High-Flow Nasal Cannula Versus Bag-Valve-Mask for Preoxygenation Before Intubation in Subjects With Hypoxemic Respiratory Failure.Respir Care. 2016 Sep; 61(9):1160-7.RC
Critically ill patients with respiratory failure undergoing intubation have an increased risk of hypoxemia-related complications. Delivering oxygen via a high-flow nasal cannula (HFNC) has theoretical advantages and is increasingly used. This study was conducted to compare HFNC with bag-valve-mask (BVM) for preoxygenation and to assess oxygenation during intubation in subjects with hypoxemic respiratory failure.
This study was a randomized controlled trial including 40 critically ill subjects with hypoxemic respiratory failure who received either HFNC or BVM for preoxygenation before intubation in the ICU. The primary outcome was the mean lowest SpO2 during intubation.
The mean lowest SpO2 during intubation was 89 ± 18% in the HFNC group and 86 ± 11% in the BVM group (P = .56).

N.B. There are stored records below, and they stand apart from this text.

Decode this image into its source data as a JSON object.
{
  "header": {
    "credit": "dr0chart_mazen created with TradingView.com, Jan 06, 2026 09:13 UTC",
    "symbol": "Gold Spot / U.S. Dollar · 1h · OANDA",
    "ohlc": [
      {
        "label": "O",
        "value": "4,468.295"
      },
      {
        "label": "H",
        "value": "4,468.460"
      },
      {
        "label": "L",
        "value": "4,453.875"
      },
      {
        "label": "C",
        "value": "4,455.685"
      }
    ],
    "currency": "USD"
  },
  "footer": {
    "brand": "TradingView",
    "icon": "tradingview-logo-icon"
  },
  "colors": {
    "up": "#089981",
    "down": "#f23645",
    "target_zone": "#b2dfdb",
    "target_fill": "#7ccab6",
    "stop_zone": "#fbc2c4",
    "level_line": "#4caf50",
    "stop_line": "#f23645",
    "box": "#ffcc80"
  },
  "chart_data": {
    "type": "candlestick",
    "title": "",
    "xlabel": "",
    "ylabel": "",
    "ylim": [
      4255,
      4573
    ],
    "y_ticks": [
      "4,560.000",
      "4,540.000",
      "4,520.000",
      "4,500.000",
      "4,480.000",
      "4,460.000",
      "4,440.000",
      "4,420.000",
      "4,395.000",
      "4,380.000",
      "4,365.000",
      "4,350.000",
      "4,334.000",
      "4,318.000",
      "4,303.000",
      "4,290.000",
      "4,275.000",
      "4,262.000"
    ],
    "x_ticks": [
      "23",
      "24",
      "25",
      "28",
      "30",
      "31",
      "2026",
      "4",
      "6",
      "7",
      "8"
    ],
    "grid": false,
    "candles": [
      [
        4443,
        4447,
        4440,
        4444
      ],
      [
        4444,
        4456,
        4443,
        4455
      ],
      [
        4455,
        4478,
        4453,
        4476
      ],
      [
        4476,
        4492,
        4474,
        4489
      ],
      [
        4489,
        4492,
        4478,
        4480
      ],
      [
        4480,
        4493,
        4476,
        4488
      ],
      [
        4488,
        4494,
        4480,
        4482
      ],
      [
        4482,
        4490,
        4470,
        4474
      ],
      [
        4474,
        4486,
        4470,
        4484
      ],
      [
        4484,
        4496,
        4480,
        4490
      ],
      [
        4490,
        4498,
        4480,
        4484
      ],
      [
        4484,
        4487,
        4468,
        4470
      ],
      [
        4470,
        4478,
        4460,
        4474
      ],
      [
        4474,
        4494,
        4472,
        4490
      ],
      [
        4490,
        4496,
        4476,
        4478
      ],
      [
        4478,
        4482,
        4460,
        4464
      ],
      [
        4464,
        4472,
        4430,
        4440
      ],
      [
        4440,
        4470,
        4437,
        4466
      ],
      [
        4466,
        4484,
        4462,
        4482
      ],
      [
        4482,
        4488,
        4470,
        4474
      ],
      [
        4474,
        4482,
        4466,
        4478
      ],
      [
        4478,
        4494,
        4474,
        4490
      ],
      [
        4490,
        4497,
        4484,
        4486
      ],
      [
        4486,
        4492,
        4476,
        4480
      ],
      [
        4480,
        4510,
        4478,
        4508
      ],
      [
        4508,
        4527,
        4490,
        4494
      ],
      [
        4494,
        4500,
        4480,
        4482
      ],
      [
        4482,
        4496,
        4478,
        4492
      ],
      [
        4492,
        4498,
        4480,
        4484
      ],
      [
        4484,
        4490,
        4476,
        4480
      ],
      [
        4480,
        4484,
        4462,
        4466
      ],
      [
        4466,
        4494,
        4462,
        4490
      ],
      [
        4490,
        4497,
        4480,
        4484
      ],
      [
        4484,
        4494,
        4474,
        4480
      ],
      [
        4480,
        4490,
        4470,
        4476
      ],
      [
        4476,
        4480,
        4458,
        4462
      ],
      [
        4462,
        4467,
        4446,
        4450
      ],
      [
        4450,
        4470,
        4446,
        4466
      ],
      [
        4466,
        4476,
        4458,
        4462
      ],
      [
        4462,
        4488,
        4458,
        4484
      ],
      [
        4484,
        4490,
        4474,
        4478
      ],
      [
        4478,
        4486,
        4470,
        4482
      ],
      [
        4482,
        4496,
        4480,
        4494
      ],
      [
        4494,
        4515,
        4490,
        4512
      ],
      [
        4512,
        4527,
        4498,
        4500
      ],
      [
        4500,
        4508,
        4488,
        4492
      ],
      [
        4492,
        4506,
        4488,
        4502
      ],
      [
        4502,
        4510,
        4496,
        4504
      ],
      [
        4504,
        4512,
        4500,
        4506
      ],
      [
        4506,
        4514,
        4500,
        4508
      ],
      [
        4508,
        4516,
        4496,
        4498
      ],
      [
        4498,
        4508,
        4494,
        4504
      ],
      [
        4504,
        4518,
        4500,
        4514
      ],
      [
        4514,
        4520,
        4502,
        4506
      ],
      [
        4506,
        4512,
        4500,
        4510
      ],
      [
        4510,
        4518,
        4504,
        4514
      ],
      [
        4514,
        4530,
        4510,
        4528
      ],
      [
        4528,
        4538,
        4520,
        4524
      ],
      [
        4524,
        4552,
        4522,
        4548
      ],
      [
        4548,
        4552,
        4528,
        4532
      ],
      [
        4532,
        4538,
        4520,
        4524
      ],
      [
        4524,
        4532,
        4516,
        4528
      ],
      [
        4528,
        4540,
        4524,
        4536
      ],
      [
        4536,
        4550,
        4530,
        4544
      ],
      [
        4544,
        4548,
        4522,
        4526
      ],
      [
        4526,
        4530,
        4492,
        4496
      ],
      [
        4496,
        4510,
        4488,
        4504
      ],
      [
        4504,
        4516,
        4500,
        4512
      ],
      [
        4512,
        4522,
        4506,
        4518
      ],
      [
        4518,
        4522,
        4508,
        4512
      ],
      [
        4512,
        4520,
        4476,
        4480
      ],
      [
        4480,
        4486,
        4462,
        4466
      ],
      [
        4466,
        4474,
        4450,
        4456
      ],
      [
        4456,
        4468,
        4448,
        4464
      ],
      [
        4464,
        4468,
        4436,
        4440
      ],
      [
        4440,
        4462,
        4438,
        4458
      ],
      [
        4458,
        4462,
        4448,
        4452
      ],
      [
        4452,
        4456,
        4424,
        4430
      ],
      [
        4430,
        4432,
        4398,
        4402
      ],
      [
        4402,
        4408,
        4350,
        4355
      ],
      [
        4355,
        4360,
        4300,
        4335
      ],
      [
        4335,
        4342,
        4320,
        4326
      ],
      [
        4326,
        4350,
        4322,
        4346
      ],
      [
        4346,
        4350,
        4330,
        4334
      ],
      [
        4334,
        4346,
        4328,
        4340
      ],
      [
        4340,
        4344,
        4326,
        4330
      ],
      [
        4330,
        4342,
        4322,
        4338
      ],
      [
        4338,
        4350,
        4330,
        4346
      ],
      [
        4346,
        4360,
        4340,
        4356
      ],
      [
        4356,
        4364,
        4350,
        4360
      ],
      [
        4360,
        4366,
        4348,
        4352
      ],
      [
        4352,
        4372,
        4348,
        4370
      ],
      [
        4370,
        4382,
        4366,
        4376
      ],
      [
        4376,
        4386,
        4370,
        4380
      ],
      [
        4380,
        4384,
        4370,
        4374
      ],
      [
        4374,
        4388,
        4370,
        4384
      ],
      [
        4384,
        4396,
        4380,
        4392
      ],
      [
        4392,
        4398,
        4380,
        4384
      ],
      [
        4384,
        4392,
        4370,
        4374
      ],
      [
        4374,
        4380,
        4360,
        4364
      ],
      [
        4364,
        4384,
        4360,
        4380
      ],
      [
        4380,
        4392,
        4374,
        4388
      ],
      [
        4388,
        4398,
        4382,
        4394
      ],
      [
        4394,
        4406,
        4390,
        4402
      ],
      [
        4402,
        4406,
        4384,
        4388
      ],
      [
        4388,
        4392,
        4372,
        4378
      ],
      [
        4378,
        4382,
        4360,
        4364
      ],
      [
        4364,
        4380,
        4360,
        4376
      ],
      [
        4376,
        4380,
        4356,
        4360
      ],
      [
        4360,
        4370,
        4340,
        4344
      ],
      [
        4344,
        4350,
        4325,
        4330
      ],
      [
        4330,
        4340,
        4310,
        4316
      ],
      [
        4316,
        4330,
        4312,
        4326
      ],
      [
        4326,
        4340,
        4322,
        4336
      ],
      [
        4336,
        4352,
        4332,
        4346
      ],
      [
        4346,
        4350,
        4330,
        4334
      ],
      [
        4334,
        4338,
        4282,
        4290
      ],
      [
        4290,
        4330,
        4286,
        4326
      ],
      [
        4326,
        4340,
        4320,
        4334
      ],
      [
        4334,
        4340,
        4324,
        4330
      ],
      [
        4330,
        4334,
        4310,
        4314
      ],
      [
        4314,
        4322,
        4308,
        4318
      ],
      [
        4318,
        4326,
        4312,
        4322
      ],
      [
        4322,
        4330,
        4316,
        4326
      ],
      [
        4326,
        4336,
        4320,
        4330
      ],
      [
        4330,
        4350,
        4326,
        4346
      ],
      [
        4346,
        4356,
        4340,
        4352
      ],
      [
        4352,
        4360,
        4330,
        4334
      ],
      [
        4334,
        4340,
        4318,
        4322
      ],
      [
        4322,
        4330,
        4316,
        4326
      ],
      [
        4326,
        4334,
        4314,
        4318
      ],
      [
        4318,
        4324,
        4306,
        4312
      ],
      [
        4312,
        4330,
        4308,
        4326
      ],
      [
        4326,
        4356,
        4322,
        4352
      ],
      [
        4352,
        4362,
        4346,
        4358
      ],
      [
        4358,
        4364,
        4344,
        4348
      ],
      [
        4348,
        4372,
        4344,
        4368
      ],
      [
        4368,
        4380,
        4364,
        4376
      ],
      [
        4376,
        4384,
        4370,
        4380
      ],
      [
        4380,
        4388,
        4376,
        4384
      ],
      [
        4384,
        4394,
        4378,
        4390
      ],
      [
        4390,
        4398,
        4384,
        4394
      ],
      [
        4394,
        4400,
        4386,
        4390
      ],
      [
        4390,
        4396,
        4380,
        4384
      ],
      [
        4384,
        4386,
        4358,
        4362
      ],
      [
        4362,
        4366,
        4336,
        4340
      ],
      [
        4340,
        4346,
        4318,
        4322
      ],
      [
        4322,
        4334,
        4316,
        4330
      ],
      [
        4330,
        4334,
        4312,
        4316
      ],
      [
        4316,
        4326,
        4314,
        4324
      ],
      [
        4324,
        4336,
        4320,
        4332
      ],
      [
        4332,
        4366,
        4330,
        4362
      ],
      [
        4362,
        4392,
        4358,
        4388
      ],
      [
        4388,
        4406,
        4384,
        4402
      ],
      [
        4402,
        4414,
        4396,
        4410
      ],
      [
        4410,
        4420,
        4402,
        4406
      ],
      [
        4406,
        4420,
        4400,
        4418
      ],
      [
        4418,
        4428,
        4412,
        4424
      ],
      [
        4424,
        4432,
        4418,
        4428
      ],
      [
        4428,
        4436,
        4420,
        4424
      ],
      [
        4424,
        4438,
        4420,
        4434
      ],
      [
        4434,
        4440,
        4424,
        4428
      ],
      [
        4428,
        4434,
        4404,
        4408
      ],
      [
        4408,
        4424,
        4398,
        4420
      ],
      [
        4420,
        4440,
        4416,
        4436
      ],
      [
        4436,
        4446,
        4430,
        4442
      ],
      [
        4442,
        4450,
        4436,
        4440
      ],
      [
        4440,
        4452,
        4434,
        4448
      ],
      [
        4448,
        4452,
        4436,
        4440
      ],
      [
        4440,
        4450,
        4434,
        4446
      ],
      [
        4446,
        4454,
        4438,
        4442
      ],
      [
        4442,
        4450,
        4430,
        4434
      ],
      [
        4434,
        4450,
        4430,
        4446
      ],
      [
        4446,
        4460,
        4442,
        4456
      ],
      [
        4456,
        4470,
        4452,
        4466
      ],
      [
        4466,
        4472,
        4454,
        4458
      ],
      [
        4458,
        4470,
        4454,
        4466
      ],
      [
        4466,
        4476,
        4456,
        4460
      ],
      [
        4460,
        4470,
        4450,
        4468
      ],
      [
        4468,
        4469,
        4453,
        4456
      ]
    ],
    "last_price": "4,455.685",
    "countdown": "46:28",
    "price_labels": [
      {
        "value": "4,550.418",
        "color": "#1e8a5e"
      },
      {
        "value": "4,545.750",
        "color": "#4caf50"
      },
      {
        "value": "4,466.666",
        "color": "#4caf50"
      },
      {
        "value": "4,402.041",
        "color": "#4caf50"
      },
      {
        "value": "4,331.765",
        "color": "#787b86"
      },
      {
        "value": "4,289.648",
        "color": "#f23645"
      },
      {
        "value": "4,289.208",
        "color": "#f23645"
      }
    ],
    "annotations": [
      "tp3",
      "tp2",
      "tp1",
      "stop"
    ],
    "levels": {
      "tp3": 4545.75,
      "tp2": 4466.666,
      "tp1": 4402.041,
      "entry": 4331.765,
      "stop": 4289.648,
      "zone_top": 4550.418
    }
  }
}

In subjects receiving HFNC, a significant increase in SpO2 after preoxygenation was only seen in those previously receiving low-flow oxygen (P = .007), whereas there was no significant difference in SpO2 in subjects previously receiving noninvasive ventilation or HFNC (P = .73). During the 1 min of apnea after the induction of anesthesia, SpO2 dropped significantly in the BVM group (P = .001), whereas there was no significant decrease in the HFNC group (P = .17). There were no significant differences between the 2 groups at any of the predefined time points before or after intubation concerning SpO2 , PaO2 /FIO2 , and PaCO2 .

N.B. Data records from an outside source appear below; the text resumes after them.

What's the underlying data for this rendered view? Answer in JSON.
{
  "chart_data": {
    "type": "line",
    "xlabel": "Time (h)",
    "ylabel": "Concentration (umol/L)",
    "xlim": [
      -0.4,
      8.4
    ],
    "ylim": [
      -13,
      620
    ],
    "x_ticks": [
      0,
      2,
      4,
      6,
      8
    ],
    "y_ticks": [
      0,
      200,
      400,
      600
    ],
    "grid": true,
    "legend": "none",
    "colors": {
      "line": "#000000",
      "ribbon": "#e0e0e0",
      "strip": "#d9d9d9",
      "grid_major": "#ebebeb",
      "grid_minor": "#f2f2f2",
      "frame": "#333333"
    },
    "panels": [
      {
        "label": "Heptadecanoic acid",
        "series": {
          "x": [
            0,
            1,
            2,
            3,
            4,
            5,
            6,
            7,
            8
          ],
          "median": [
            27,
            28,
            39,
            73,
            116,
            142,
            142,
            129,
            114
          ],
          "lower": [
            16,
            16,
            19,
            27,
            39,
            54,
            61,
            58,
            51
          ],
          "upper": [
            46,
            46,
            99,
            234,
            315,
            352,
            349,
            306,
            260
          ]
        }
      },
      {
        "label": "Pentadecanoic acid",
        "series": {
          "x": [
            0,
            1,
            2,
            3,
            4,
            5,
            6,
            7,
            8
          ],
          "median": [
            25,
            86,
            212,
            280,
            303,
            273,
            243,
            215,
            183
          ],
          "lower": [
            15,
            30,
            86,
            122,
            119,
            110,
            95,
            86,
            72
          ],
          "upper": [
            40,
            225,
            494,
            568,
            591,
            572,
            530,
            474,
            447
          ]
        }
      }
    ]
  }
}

Preoxygenation using HFNC before intubation was feasible and safe compared with BVM in critically ill subjects with acute, mild to moderate hypoxemic respiratory failure. There was no significant difference in the mean lowest SpO2 during intubation between the HFNC and the BVM group. There was also no significant difference in SpO2 between the 2 groups at any of the predefined time points. However, on continuous monitoring, there was a significant decrease in SpO2 during the apnea phase before intubation in the BVM group, which was not seen in the HFNC group. (ClinicalTrials.gov registration NCT01994928.).